The content of the website associated with Respondent’s disputed domain name may potentially be contested as an undue and unfair competition practice, created with the intention to generate confusion by attempting to attract Internet users to such confusingly similar website, or simply to disrupt or compete with such website in any other manner. Furthermore, the fact that Respondent‘s company appears to have sent invoices to Complainant’s customers requesting some kind of payment for advertising services is further evidence of Respondent’s bad faith.

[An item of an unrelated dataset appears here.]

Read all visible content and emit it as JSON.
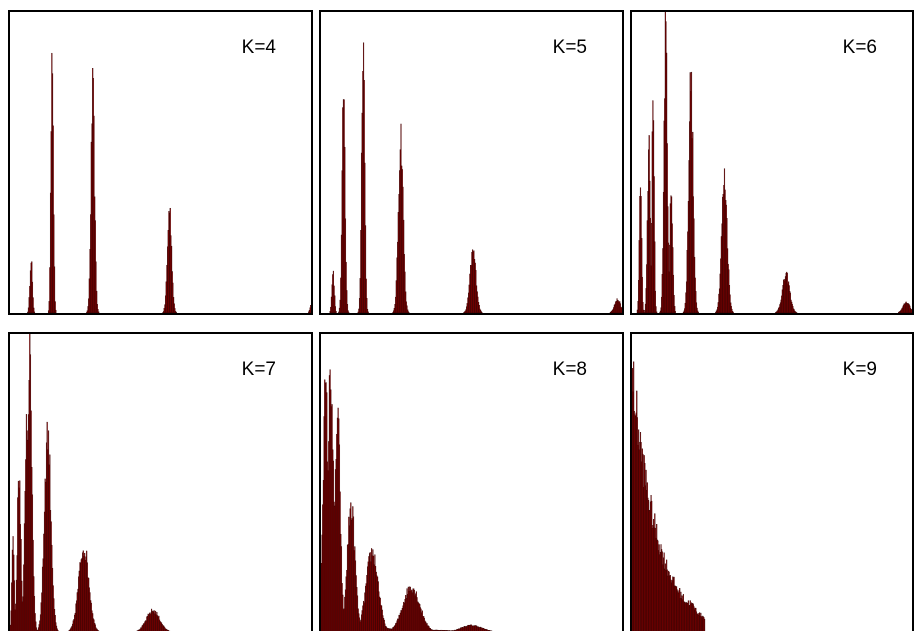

Thus this Panel finds that Respondent has registered and used the disputed domain name to intentionally attempt to attract, for commercial gain, Internet users to Respondent’s website by creating a likelihood of confusion with Complainant’s mark as to the source, sponsorship, affiliation or endorsement of Respondent’s website or location.

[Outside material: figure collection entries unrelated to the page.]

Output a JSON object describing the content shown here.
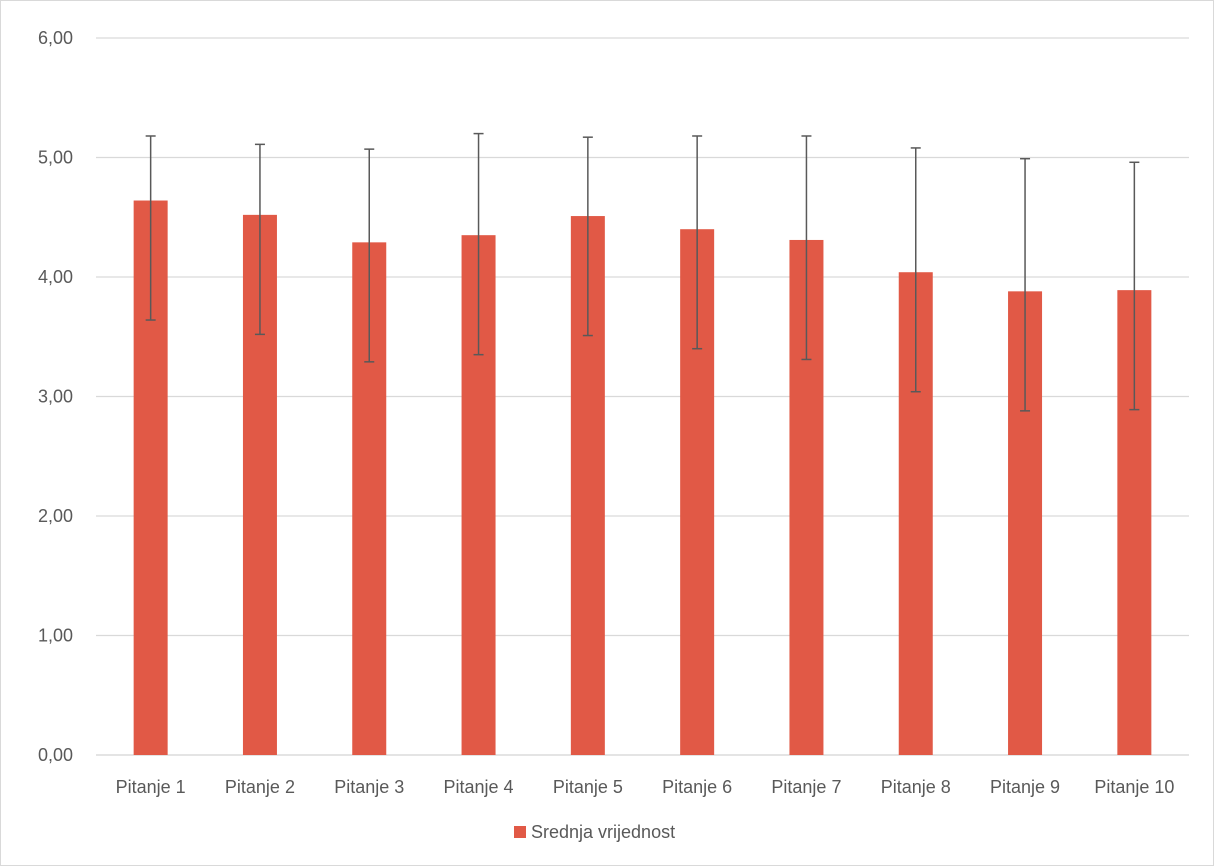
{
  "chart_data": {
    "type": "bar",
    "categories": [
      "Pitanje 1",
      "Pitanje 2",
      "Pitanje 3",
      "Pitanje 4",
      "Pitanje 5",
      "Pitanje 6",
      "Pitanje 7",
      "Pitanje 8",
      "Pitanje 9",
      "Pitanje 10"
    ],
    "series": [
      {
        "name": "Srednja vrijednost",
        "color": "#e15946",
        "values": [
          4.64,
          4.52,
          4.29,
          4.35,
          4.51,
          4.4,
          4.31,
          4.04,
          3.88,
          3.89
        ],
        "error_low": [
          3.64,
          3.52,
          3.29,
          3.35,
          3.51,
          3.4,
          3.31,
          3.04,
          2.88,
          2.89
        ],
        "error_high": [
          5.18,
          5.11,
          5.07,
          5.2,
          5.17,
          5.18,
          5.18,
          5.08,
          4.99,
          4.96
        ]
      }
    ],
    "ylim": [
      0,
      6
    ],
    "yticks": [
      "0,00",
      "1,00",
      "2,00",
      "3,00",
      "4,00",
      "5,00",
      "6,00"
    ],
    "grid": true,
    "legend": "bottom-center",
    "gridColor": "#d9d9d9",
    "errorBarColor": "#595959"
  }
}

In light of the above, this Panel finds that Complainant has established the element set out in paragraph 4(a)(iii) of the Policy.
For the foregoing reasons, in accordance with paragraphs 4(i) of the Policy and 15 of the Rules, this Panel orders that the disputed domain name <smartbusinesssuperpages.com> be transferred to Complainant.
Dated: September 21, 2011
1 See Six Continents Hotels, Inc. v. Seweryn Nowak, WIPO Case No. D2003-0022; also, Delikomat Betriebsverpflegung Gesellschaft m.b.H. v. Alexander Lehner, WIPO Case No. D2001-1447: “However as admitting the submissions in the Respondent’s e-mail would not in fact prejudice the Complainant or affect the outcome of this case, the Panel has decided to consider the Respondent’s submissions”.
4 See Intocast AG v. Lee Daeyoon, WIPO Case No. D2000-1467: “For methodical reasons it is very hard for the Complainant to actually prove that Respondent does not have rights or legitimate interests in respect of the domain name, since there is no strict logical means of verifying that a fact is not given... Many legal systems therefore rely on the principle negativa non sunt probanda. If a rule contains a negative element it is generally understood to be sufficient that the complainant, by asserting that the negative element is not given, provides prima facie evidence for this negative fact. The burden of proof then shifts to the respondent to rebut the complainant’s assertion”.
5 However, this Panel notes that some of the facts in the present case are very similar to those in SuperMedia LLC v. Superpages Vip, WIPO Case No. D2011-1293, since in both cases: (i) the respondents’ domiciles are in Quebec, Canada, as per the corresponding registrars’ reports; (ii) the services provided are Internet directory services; (iii) the respondents’ companies’ domiciles are in Florida, USA, (iv) invoices were sent to customers by such companies located at Florida, and (v) the disputed domain names entirely incorporate Complainant’s SUPERPAGES trademark.